De acordo com a Comissão Nacional de Eleições (CNE), o PAIGC elegeu 47 dos 102 lugares do parlamento, um número a que se somam os deputados dos partidos com que celebrou acordos eleitorais, a Assembleia do Povo Unido - Partido Democrático da Guiné-Bissau (APU-PDGB, o quarto mais votado, cinco deputados), a União para Mudança (UM, um deputado) e o Partido da Nova Democracia (um1 deputado).
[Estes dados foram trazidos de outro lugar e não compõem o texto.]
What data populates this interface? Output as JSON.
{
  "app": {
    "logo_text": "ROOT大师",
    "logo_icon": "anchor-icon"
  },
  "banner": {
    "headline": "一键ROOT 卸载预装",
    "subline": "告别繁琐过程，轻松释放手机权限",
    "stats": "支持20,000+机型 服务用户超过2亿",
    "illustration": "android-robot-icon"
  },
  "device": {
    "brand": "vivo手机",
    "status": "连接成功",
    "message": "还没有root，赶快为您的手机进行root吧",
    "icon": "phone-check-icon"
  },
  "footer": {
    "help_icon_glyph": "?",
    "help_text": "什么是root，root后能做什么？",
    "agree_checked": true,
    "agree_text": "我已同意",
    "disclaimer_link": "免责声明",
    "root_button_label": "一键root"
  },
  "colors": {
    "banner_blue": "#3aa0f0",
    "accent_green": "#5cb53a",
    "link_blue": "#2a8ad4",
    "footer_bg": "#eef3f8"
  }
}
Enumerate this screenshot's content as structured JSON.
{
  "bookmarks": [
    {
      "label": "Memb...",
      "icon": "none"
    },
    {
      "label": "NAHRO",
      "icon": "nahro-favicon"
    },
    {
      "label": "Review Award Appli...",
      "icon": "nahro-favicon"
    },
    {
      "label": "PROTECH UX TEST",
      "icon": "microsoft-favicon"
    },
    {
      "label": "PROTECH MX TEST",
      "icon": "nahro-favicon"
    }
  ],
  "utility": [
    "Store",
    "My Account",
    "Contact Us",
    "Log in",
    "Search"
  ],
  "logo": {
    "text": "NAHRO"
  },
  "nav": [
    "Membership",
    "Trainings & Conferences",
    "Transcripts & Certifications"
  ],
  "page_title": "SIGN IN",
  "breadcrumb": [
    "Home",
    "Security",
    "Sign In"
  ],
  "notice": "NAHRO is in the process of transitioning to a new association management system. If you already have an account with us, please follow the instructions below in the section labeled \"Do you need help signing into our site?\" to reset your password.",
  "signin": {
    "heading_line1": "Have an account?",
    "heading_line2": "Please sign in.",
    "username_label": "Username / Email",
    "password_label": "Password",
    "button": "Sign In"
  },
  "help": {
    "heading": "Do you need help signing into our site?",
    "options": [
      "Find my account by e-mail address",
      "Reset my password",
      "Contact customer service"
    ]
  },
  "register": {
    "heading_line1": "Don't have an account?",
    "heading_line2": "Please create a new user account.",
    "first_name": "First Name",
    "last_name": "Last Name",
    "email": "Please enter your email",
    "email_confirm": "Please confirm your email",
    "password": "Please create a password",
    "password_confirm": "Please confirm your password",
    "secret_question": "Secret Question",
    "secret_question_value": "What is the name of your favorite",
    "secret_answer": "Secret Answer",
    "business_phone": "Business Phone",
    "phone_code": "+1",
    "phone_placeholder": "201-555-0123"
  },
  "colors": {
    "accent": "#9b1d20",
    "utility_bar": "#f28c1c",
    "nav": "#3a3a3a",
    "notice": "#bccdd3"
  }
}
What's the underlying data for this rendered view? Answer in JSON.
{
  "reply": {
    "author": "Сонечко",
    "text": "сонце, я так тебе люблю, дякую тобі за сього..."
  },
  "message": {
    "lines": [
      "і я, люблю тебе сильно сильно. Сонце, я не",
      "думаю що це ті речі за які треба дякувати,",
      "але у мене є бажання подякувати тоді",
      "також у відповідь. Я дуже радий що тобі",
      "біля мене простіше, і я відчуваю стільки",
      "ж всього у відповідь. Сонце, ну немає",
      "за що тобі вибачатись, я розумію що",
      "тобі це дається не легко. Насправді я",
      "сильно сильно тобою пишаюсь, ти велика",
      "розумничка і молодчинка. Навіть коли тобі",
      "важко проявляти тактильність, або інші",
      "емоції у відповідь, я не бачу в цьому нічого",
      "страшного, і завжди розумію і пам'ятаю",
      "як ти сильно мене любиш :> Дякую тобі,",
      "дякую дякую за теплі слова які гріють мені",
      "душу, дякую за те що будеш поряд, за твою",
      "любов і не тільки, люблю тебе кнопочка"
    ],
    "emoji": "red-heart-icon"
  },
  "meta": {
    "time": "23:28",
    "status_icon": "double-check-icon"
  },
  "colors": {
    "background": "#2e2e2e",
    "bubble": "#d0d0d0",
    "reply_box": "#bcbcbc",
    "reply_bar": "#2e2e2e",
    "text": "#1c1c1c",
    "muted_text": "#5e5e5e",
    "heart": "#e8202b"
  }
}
Na terça-feira, o PAIGC assinou um acordo de incidência parlamentar com a APU-PDGB, de Nuno Nabian. E já havia celebrado um acordo semelhante com o PND e a UM, pelo que, no total, o novo executivo deverá contar com o apoio de 54 deputados dos 102 do parlamento.

Em segundo e terceiro lugar ficaram, respectivamente o Movimento para a Alternância dos Democrática (Madem-G15, 27 deputados) e o Partido da Renovação Social (PRS, 21 deputados) que também anunciaram na terça-feira um acordo de governo, na expectativa de serem maioritários.

O Madem-G15 foi fundado há oito meses pelos derrotados por Domingos Simões Pereira no congresso do PAIGC, em Cacheu, e contou com muitos ex-dirigentes do maior partido guineense, entre os quais o empresário Braima Camará e o ex-primeiro-ministro Umaro Sissoco Embaló.

A mais recente crise política na Guiné-Bissau dura há quatro anos desde que o Presidente, José Mário Vaz, demitiu o governo de Domingos Simões Pereira, impondo uma série de governos de iniciativa presidencial que nunca contaram com apoio do parlamento.

No domingo, mais de 761 mil guineenses foram chamados a votar nas três mil mesas de voto, incluindo a diáspora. Segundo a CNE, houve 15,3% de abstenção.